BUT Speech@FIT is one of the most famous speech data mining R&D groups in the world. It was formed in 1997 at the Faculty of Electrical Engineering and Computer science at BUT, and joined the Department of Computer Graphics and Multimedia of FIT at the creation of FIT in January 2002. The group is advised by Prof. Hermansky, managed by Dr. Jan "Honza" Cernocky, and its research director is Dr. Lukas Burget. BUT Speech@FIT has a significant track in EC-sponsored projects, ranging from speech corpora collection (SpeechDat-E, SpeeCon), through audiovisual meeting recognition and processing (M4, AMI, AMIDA) to mobile biometric identification (MOBIO), recognition of events for multimedia data-mining and security applications (DIRAC, CareTaker, GLOCAL), and aviation safety (A-PiMod). Recently, the group obtained funding from the Horizon 2020 program under project BISON, that is coordinated by Phonexia, group’s spin-off company. The group is also funded by US Government (IARPA and DARPA programs), and local research agencies (Czech Ministries of Education, Trade and Commerce, Defense and Interior, Technological Agency of the Czech Republic, Grant Agency of the Czech Republic).

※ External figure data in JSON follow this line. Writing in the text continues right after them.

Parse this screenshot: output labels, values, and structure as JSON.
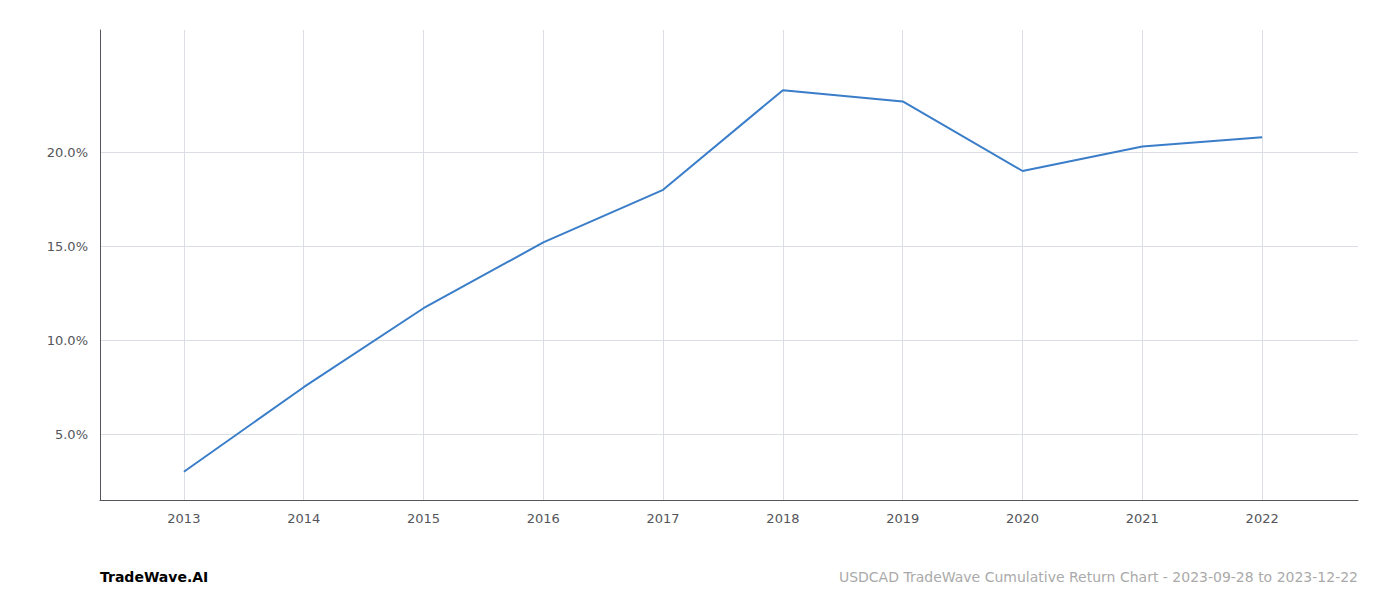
{
  "chart_data": {
    "type": "line",
    "x": [
      2013,
      2014,
      2015,
      2016,
      2017,
      2018,
      2019,
      2020,
      2021,
      2022
    ],
    "values": [
      3.0,
      7.5,
      11.7,
      15.2,
      18.0,
      23.3,
      22.7,
      19.0,
      20.3,
      20.8
    ],
    "color": "#3a7dc9",
    "xlim": [
      2012.3,
      2022.8
    ],
    "xticks": [
      2013,
      2014,
      2015,
      2016,
      2017,
      2018,
      2019,
      2020,
      2021,
      2022
    ],
    "ylim": [
      1.5,
      26.5
    ],
    "yticks": [
      {
        "value": 5.0,
        "label": "5.0%"
      },
      {
        "value": 10.0,
        "label": "10.0%"
      },
      {
        "value": 15.0,
        "label": "15.0%"
      },
      {
        "value": 20.0,
        "label": "20.0%"
      }
    ],
    "grid": true,
    "annotations": [
      "TradeWave.AI",
      "USDCAD TradeWave Cumulative Return Chart - 2023-09-28 to 2023-12-22"
    ]
  }
}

BUT Speech@FIT has extensive cooperation with international and local industrial partners. It has generated two spin-offs: Phonexia (est. 2006) http://phonexia.com/ delivers speech analytics solutions to customers in commercial and security/defense sectors, and ReplayWell (est. 2011) http://replaywell.com/ develops and commercializes cloud-based indexing and browsing technology. BUT Speech@FIT is active in open-source software development, and its STK toolkit, PHNREC phone recognizer and SNet/TNet neural net training software are used in several labs worldwide. BUT is involved in the development of a new generation speech toolkit KALDI.
The group disposes of equipment for serious experiments in speech recognition: >1000 CPU cores in several blade chassis, all running CentOS 6 Linux and SGE system for distributed computing, file servers with total capacity of more than 375 TeraBytes, >25 powerful GP-GPU cards for scientific computation and speech and language databases: Linguistic Data Consortium subscription since 2004, numerous corpora purchased separately, collected and obtained due to participation in projects.
The group is also a known event organizer: MLMI 2007 (4th Joint Workshop on Multimodal Interaction and Related Machine Learning Algorithms), NIST Speaker recognition evaluation workshop and Odyssey “The Speaker and Language Recognition Workshop” (both 2010), IEEE ICASSP 2011 in Prague, and IEEE ASRU 2013 in Olomouc.